Casa Ter Defines Its Mediterannean Surroundings Through A Reinterpretation Of Local Architecture
Named ‘Casa Ter’, the latest housing project in Spain’s Costa Brava hinterland by Barcelona-based firm MESURA is a site specific contemporary residence combining local building traditions and natural materials. With striking architecture and a classic Mediterannean character, the house blends neatly with the natural landscapes it looks out to.
Located in Atalia at the intersection of sea and mountains and surrounded by fields and forests, the house is arranged in relation to the topography of the site. The structure is shaped by the slope of the mountain, which creates an enclosed private patio. Two volumes create three different spaces, “each branching out towards one of the surrounding landscapes, while seeking to touch as little as possible,” explains the firm. The first volume is a slope which rolls down from the woods towards the sea, ending in a striking pool; the second volume is a rotated ‘L’ shaped sequence of six squared living spaces. The living area looks out to the lands of the region L’Empordà through carefully positioned windows that bring in daylight and fragments of the greenery. A subtle transition between the interior and exterior spaces, “the middle module comes with two large glass doors, which turn the center of the home into a porch that is adaptable to the distinct Mediterannean seasons,” adds the firm. Located on the higher section, up on the mountains, the private area of the house includes a kitchen and a sequence of three bedrooms. On the second floor, the master bedroom is characterized by an enormous Catalan vault and views to the fields.
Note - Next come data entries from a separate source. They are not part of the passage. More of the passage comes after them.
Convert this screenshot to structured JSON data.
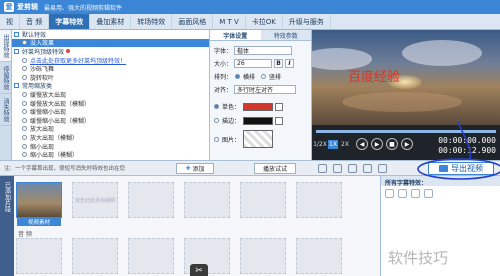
{
  "app": {
    "name": "爱剪辑",
    "tagline": "最易用、强大的视频剪辑软件",
    "logo_glyph": "爱"
  },
  "menu": {
    "tabs": [
      "视",
      "音 频",
      "字幕特效",
      "叠加素材",
      "转场特效",
      "画面风格",
      "M T V",
      "卡拉OK",
      "升级与服务"
    ],
    "active_index": 2
  },
  "left_tabs": [
    "出现特效",
    "停留特效",
    "消失特效"
  ],
  "effects_list": [
    {
      "type": "group",
      "label": "默认特效"
    },
    {
      "type": "item",
      "label": "没入效果",
      "selected": true
    },
    {
      "type": "group",
      "label": "好莱坞顶级特效",
      "badge": true
    },
    {
      "type": "item",
      "label": "点击此处获取更多好莱坞顶级特效！",
      "link": true
    },
    {
      "type": "item",
      "label": "沙砾飞舞"
    },
    {
      "type": "item",
      "label": "旋转软叶"
    },
    {
      "type": "group",
      "label": "常用缩放类"
    },
    {
      "type": "item",
      "label": "缓慢放大出现"
    },
    {
      "type": "item",
      "label": "缓慢放大出现（模糊）"
    },
    {
      "type": "item",
      "label": "缓慢缩小出现"
    },
    {
      "type": "item",
      "label": "缓慢缩小出现（模糊）"
    },
    {
      "type": "item",
      "label": "放大出现"
    },
    {
      "type": "item",
      "label": "放大出现（模糊）"
    },
    {
      "type": "item",
      "label": "缩小出现"
    },
    {
      "type": "item",
      "label": "缩小出现（模糊）"
    }
  ],
  "settings": {
    "tabs": [
      "字体设置",
      "特效参数"
    ],
    "font_label": "字体：",
    "font_value": "楷体",
    "size_label": "大小：",
    "size_value": "26",
    "bold": "B",
    "italic": "I",
    "layout_label": "排列：",
    "layout_options": [
      "横排",
      "竖排"
    ],
    "align_label": "对齐：",
    "align_value": "多行时左对齐",
    "color_label": "单色：",
    "stroke_label": "描边：",
    "image_label": "图片：",
    "text_color": "#d0392b"
  },
  "preview": {
    "title": "百度经验"
  },
  "player": {
    "speeds": [
      "1/2X",
      "1X",
      "2X"
    ],
    "active_speed": 1,
    "time_current": "00:00:00.000",
    "time_total": "00:00:12.900",
    "play_icon": "▶",
    "stop_icon": "■"
  },
  "hintbar": {
    "hint": "注：一个字幕首出现，很短写消失时特效也出在您",
    "add_label": "添加",
    "preview_label": "播放试试",
    "export_label": "导出视频"
  },
  "timeline": {
    "side_label": "已添加片段",
    "first_clip_label": "视频素材",
    "empty_hint": "双击此处添加视频",
    "audio_label": "音 频",
    "scissors": "✂"
  },
  "subpanel": {
    "title": "所有字幕特效："
  },
  "watermark": "软件技巧",
  "colors": {
    "accent": "#3b86d6",
    "annotation": "#2440c8"
  }
}
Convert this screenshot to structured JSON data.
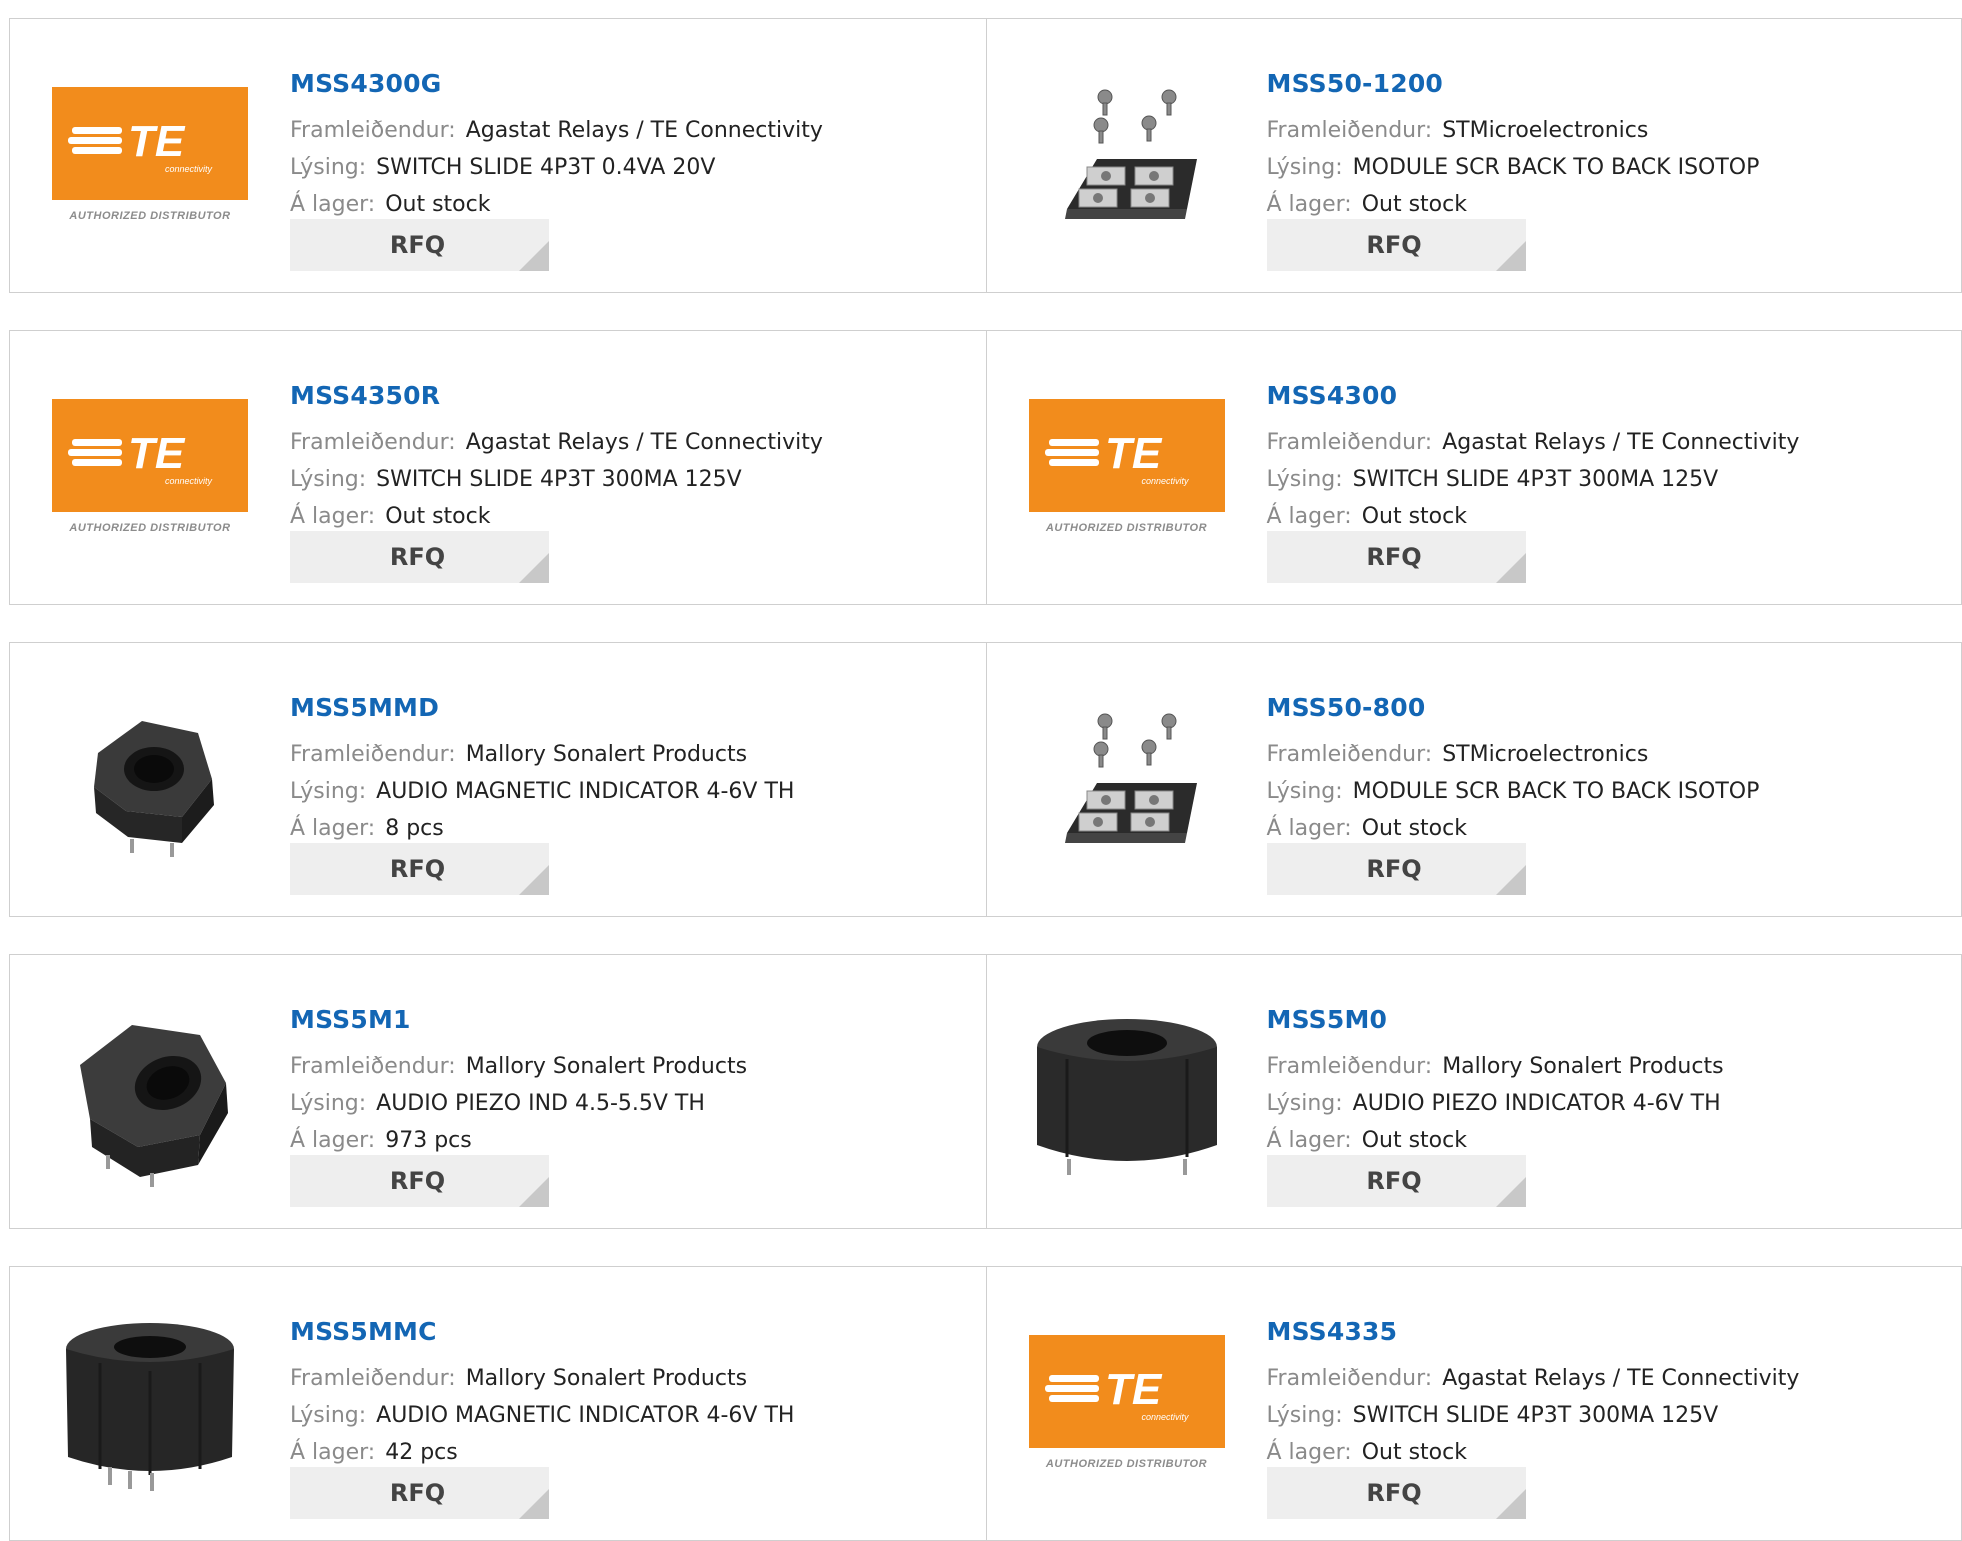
{
  "labels": {
    "manufacturer": "Framleiðendur:",
    "description": "Lýsing:",
    "stock": "Á lager:",
    "rfq": "RFQ"
  },
  "te_logo": {
    "mark": "TE",
    "subtext": "connectivity",
    "caption": "AUTHORIZED DISTRIBUTOR",
    "color": "#f28c1c"
  },
  "colors": {
    "part_link": "#1366b4",
    "label": "#8a8a8a",
    "button_bg": "#eeeeee"
  },
  "products": [
    {
      "part": "MSS4300G",
      "manufacturer": "Agastat Relays / TE Connectivity",
      "description": "SWITCH SLIDE 4P3T 0.4VA 20V",
      "stock": "Out stock",
      "image": "te-logo"
    },
    {
      "part": "MSS50-1200",
      "manufacturer": "STMicroelectronics",
      "description": "MODULE SCR BACK TO BACK ISOTOP",
      "stock": "Out stock",
      "image": "isotop-module"
    },
    {
      "part": "MSS4350R",
      "manufacturer": "Agastat Relays / TE Connectivity",
      "description": "SWITCH SLIDE 4P3T 300MA 125V",
      "stock": "Out stock",
      "image": "te-logo"
    },
    {
      "part": "MSS4300",
      "manufacturer": "Agastat Relays / TE Connectivity",
      "description": "SWITCH SLIDE 4P3T 300MA 125V",
      "stock": "Out stock",
      "image": "te-logo"
    },
    {
      "part": "MSS5MMD",
      "manufacturer": "Mallory Sonalert Products",
      "description": "AUDIO MAGNETIC INDICATOR 4-6V TH",
      "stock": "8 pcs",
      "image": "buzzer-tilted"
    },
    {
      "part": "MSS50-800",
      "manufacturer": "STMicroelectronics",
      "description": "MODULE SCR BACK TO BACK ISOTOP",
      "stock": "Out stock",
      "image": "isotop-module"
    },
    {
      "part": "MSS5M1",
      "manufacturer": "Mallory Sonalert Products",
      "description": "AUDIO PIEZO IND 4.5-5.5V TH",
      "stock": "973 pcs",
      "image": "buzzer-tilted"
    },
    {
      "part": "MSS5M0",
      "manufacturer": "Mallory Sonalert Products",
      "description": "AUDIO PIEZO INDICATOR 4-6V TH",
      "stock": "Out stock",
      "image": "buzzer-front"
    },
    {
      "part": "MSS5MMC",
      "manufacturer": "Mallory Sonalert Products",
      "description": "AUDIO MAGNETIC INDICATOR 4-6V TH",
      "stock": "42 pcs",
      "image": "buzzer-front"
    },
    {
      "part": "MSS4335",
      "manufacturer": "Agastat Relays / TE Connectivity",
      "description": "SWITCH SLIDE 4P3T 300MA 125V",
      "stock": "Out stock",
      "image": "te-logo"
    }
  ]
}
With ‘Casa Ter’, MESURA proves architecture’s ability to shape a meaningful experience of space, by creating a structure that integrates with the landscape setting but makes it present at the same time. “We wanted to not only let the surroundings define the design of a new house in L’Empordà, but to guide the user’s gaze towards it, and the Mediterranean way of living,” explain the architects. Following the local construction traditions of the region, the materials in the project enhance its context, evoking a comforting, rural atmosphere. Composed of layers of ceramics and concrete, the walls “abstract the horizontality of the landscape and indigenous architecture”, while beautifully marrying the natural environment through warm colors and worn out textures.